The project includes the key step of identifying which serotonin receptors in the spinal cord are the ones that contribute to spasticity and hypertonia. “Serotonin plays so many roles, we don’t want to block all of it,” said Quinlan. “The idea is to look at a very targeted treatment that could be delivered specifically to the spinal cord.”
Quinlan cites Manuel as a particular asset to the project.
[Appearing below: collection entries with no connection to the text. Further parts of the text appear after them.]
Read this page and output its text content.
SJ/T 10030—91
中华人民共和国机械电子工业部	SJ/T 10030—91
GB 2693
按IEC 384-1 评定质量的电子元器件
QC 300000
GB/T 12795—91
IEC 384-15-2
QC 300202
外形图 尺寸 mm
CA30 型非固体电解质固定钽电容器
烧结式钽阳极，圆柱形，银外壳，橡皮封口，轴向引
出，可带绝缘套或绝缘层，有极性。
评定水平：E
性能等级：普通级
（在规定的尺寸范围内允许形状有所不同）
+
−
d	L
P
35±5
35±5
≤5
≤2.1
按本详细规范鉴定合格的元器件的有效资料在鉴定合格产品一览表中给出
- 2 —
The Manuel lab is unique for its ability to record motor neuron activity simultaneously with muscle output in a live animal model—critical for identifying which motor neurons correspond with which muscle activity. “I think Marin’s technique will be transformational to knowing what is going on in muscle development in cerebral palsy,” said Quinlan.
Although it is not a goal of the research, the project could also shed light on the safe use of serotonin reuptake inhibitors for women during pregnancy. (Commonly referred to as SSRIs, serotonin reuptake inhibitors allow for greater availability of serotonin in the brain and spinal cord. SSRIs are commonly used to treat depression and other mental health conditions.)
Quinlan hopes that her research, which includes an additional $2.7 million NIH grant awarded in September to study pain in cerebral palsy, will lead to new hope for improved cerebral palsy treatments and prevention.
“Treatments for cerebral palsy can be invasive yet ineffective,” said Quinlan. “Our goal is to find a potential treatment that could translate to humans, where babies at risk could be treated for cerebral palsy before their nervous system matures in a dysfunctional way.”